"Marmara Iğdırlılar Dernekler Federasyonu yürek yakan Gazze katliamını tel'in etmek, Filistin'e destek vermek ve Mescid-i Aksa'nın son bekçisi olan hemşehrileri Hasan Onbaşı'ya vefa göstermek amacıyla, 03 Aralık Pazar günü Kocaeli'nin Çayırova ilçesinde bir anma programı düzenledi.

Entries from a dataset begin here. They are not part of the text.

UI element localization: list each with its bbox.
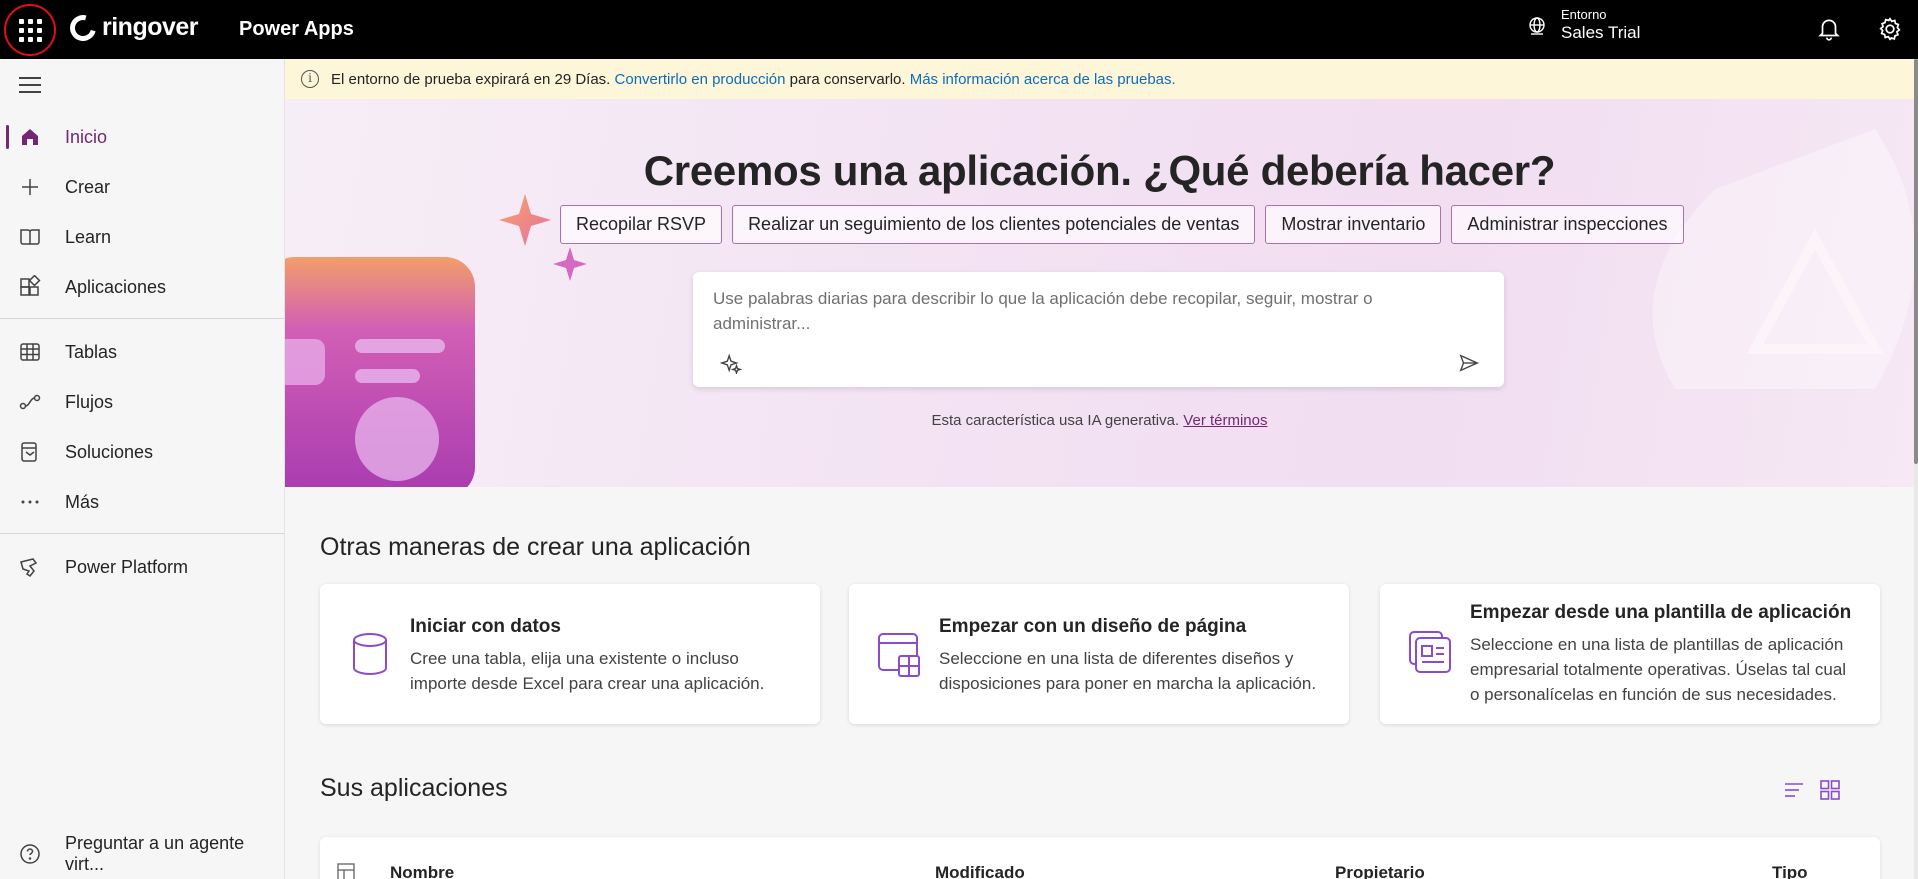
sidebar-item-learn[interactable]: Learn [0, 215, 284, 259]
sidebar: Inicio Crear Learn Aplicaciones Tablas F… [0, 59, 285, 879]
app-launcher-button[interactable] [4, 4, 56, 56]
virtual-agent-button[interactable]: Preguntar a un agente virt... [0, 832, 284, 876]
column-header-tipo[interactable]: Tipo [1772, 863, 1808, 879]
column-header-propietario[interactable]: Propietario [1335, 863, 1425, 879]
sidebar-item-label: Aplicaciones [65, 276, 167, 297]
waffle-icon [18, 18, 42, 42]
app-title[interactable]: Power Apps [239, 18, 354, 41]
gear-icon[interactable] [1877, 16, 1903, 42]
sidebar-item-label: Tablas [65, 341, 118, 362]
suggestion-chip-rsvp[interactable]: Recopilar RSVP [560, 205, 723, 244]
sparkle-icon[interactable] [720, 352, 742, 374]
card-description: Cree una tabla, elija una existente o in… [410, 649, 765, 693]
column-header-nombre[interactable]: Nombre [390, 863, 454, 879]
sidebar-item-label: Crear [65, 176, 111, 197]
ringover-logo-icon [65, 9, 101, 46]
apps-icon [20, 275, 41, 296]
sidebar-item-power-platform[interactable]: Power Platform [0, 545, 284, 589]
suggestion-chip-inspections[interactable]: Administrar inspecciones [1451, 205, 1684, 244]
sidebar-item-label: Más [65, 491, 100, 512]
card-start-with-data[interactable]: Iniciar con datos Cree una tabla, elija … [320, 584, 820, 724]
trial-banner: i El entorno de prueba expirará en 29 Dí… [285, 59, 1914, 99]
card-title: Empezar desde una plantilla de aplicació… [1470, 602, 1852, 623]
power-platform-icon [20, 558, 38, 578]
sidebar-item-label: Inicio [65, 126, 108, 147]
hero-section: Creemos una aplicación. ¿Qué debería hac… [285, 99, 1914, 487]
sidebar-item-tablas[interactable]: Tablas [0, 330, 284, 374]
book-icon [20, 229, 40, 245]
list-view-icon[interactable] [1783, 779, 1805, 801]
banner-text: El entorno de prueba expirará en 29 Días… [331, 70, 611, 88]
globe-icon [1529, 17, 1545, 35]
bell-icon[interactable] [1816, 16, 1842, 42]
home-icon [22, 129, 38, 145]
convert-to-production-link[interactable]: Convertirlo en producción [615, 71, 786, 88]
grid-view-icon[interactable] [1819, 779, 1841, 801]
brand-name: ringover [102, 13, 199, 41]
table-icon [20, 343, 40, 361]
sidebar-item-label: Soluciones [65, 441, 154, 462]
send-icon[interactable] [1458, 352, 1480, 374]
trial-info-link[interactable]: Más información acerca de las pruebas. [910, 71, 1176, 88]
sidebar-divider [0, 318, 284, 319]
help-icon [20, 844, 40, 864]
main-content: i El entorno de prueba expirará en 29 Dí… [285, 59, 1918, 879]
card-title: Iniciar con datos [410, 616, 561, 637]
prompt-placeholder[interactable]: Use palabras diarias para describir lo q… [713, 286, 1433, 336]
suggestion-chips: Recopilar RSVP Realizar un seguimiento d… [560, 205, 1684, 244]
sidebar-divider [0, 533, 284, 534]
other-ways-title: Otras maneras de crear una aplicación [320, 533, 751, 561]
your-apps-title: Sus aplicaciones [320, 774, 508, 802]
sidebar-item-soluciones[interactable]: Soluciones [0, 430, 284, 474]
ai-disclaimer-text: Esta característica usa IA generativa. [931, 412, 1180, 429]
suggestion-chip-inventory[interactable]: Mostrar inventario [1265, 205, 1442, 244]
collapse-nav-button[interactable] [19, 77, 41, 93]
sidebar-item-aplicaciones[interactable]: Aplicaciones [0, 265, 284, 309]
apps-table-header: Nombre Modificado Propietario Tipo [320, 837, 1880, 879]
database-icon [353, 633, 387, 676]
app-type-icon [337, 863, 355, 879]
view-terms-link[interactable]: Ver términos [1183, 412, 1267, 429]
sidebar-item-label: Flujos [65, 391, 114, 412]
hero-title: Creemos una aplicación. ¿Qué debería hac… [643, 147, 1556, 194]
sidebar-item-mas[interactable]: Más [0, 480, 284, 524]
column-header-modificado[interactable]: Modificado [935, 863, 1025, 879]
environment-picker[interactable]: Entorno Sales Trial [1527, 8, 1640, 44]
card-description: Seleccione en una lista de plantillas de… [1470, 635, 1847, 704]
card-description: Seleccione en una lista de diferentes di… [939, 649, 1317, 693]
view-toggle [1783, 779, 1841, 801]
sidebar-item-label: Learn [65, 226, 112, 247]
card-app-template[interactable]: Empezar desde una plantilla de aplicació… [1380, 584, 1880, 724]
card-page-design[interactable]: Empezar con un diseño de página Seleccio… [849, 584, 1349, 724]
plus-icon [22, 179, 38, 195]
sidebar-item-crear[interactable]: Crear [0, 165, 284, 209]
top-bar: ringover Power Apps Entorno Sales Trial [0, 0, 1918, 59]
template-icon [1409, 631, 1451, 673]
environment-value: Sales Trial [1561, 23, 1641, 42]
brand-logo[interactable]: ringover [65, 9, 199, 46]
sidebar-item-flujos[interactable]: Flujos [0, 380, 284, 424]
banner-middle-text: para conservarlo. [789, 70, 906, 88]
solutions-icon [21, 442, 37, 462]
more-icon [21, 500, 39, 504]
sidebar-item-inicio[interactable]: Inicio [0, 115, 284, 159]
copilot-prompt-box[interactable]: Use palabras diarias para describir lo q… [693, 272, 1504, 387]
sidebar-item-label: Power Platform [65, 556, 189, 577]
page-design-icon [878, 633, 920, 677]
environment-label: Entorno [1561, 7, 1607, 22]
suggestion-chip-leads[interactable]: Realizar un seguimiento de los clientes … [732, 205, 1256, 244]
virtual-agent-label: Preguntar a un agente virt... [65, 833, 245, 874]
scrollbar-thumb[interactable] [1914, 59, 1918, 464]
main-scrollbar[interactable] [1914, 59, 1918, 879]
info-icon: i [301, 70, 319, 88]
ai-disclaimer: Esta característica usa IA generativa. V… [285, 412, 1914, 429]
card-title: Empezar con un diseño de página [939, 616, 1247, 637]
flows-icon [19, 394, 41, 410]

Geceye Kocaeli milletvekilleri, B.şehir ve ilçe belediye başkanları, ilçe kaymakamları ve bölgedeki Iğdırlılar iştirak ettiler."
"Ömürden kırklayamadım Ya Resûlallah
"Affı senden mi dileneyim, yoksa sahibinden mi?

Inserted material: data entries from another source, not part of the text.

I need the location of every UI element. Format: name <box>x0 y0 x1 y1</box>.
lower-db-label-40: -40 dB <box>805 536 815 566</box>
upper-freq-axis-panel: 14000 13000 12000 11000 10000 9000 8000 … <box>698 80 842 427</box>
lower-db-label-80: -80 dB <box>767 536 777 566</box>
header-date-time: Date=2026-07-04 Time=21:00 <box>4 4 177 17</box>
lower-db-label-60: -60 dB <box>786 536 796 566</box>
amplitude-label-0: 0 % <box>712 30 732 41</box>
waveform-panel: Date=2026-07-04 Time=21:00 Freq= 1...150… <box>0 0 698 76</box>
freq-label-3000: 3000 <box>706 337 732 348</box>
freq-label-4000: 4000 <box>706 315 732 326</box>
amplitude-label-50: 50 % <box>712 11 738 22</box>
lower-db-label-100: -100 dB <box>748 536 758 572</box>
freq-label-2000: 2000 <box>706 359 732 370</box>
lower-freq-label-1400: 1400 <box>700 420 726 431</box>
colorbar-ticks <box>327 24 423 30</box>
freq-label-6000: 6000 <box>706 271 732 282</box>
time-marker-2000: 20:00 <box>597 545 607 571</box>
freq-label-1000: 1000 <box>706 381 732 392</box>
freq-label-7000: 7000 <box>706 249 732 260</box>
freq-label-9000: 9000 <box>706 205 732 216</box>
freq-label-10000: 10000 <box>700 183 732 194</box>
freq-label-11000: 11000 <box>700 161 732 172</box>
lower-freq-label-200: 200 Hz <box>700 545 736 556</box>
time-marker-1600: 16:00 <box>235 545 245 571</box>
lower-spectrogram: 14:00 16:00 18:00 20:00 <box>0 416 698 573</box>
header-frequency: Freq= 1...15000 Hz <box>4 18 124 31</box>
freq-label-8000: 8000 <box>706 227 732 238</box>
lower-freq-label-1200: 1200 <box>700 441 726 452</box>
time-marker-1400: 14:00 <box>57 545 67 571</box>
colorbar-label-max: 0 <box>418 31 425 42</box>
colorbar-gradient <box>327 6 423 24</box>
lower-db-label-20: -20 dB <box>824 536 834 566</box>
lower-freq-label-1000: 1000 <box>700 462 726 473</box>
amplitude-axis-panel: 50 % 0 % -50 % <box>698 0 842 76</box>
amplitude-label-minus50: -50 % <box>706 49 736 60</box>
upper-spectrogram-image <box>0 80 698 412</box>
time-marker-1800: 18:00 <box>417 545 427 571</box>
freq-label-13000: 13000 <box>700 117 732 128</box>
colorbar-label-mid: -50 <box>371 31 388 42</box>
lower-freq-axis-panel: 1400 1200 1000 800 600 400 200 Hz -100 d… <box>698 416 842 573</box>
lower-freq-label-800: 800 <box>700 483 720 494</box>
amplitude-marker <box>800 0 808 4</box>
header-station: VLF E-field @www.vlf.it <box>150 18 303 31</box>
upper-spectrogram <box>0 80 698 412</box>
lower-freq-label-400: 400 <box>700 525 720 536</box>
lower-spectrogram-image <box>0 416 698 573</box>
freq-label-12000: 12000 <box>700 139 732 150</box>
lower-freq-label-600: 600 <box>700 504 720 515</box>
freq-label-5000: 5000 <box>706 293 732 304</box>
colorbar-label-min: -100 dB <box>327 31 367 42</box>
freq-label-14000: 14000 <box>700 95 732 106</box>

"Yoksa burayı yurt tutan Süleyman'dan mı?"
Bir tarihçiden nakledilen yukarıdaki sözlerin sahibi, hüzünlü ve bir o kadar destansı hikâyesini aşağıda okuyacağınız Osmanlının Kudüs'teki son nöbetçisi: Iğdırlı Onbaşı Hasan'dır.
Gazeteci merhûm İlhan Bardakçı, Kudüs'te karşılaştığı Iğdırlı Hasan Onbaşı’yı şöyle anlatmıştı:
1972 senesiydi. O zamanlar genç bir gazeteciydim. Türkiye’den bazı siyasiler ve iş adamları İsrail’e resmi ziyarette bulunuyorlardı. Biz de onları izlemek için oradaydık. Bir sıcak mayıs akşamıydı. Her ziyarette olduğu gibi sıradan bir işti anlayacağınız.
Ziyaretin dördüncü günü bize tarihi ve turistik yerleri gezdirmeye başladılar. Kafile olarak Mescid-i Aksa’ya vardık. Heyecanlanmıştım asırlık merdivenlerden yukarı çıkarken. Üstteki avluya ‘on iki bin şamdanlı avlu’ diyorlar. Yavuz Sultan Selim Han, Kudüs’e gelince bu avluda on iki bin şamdan mum yaktırmış. Koca Osmanlı ordusu yatsı namazını o mumların ışığında kılmış, adı oradan geliyor.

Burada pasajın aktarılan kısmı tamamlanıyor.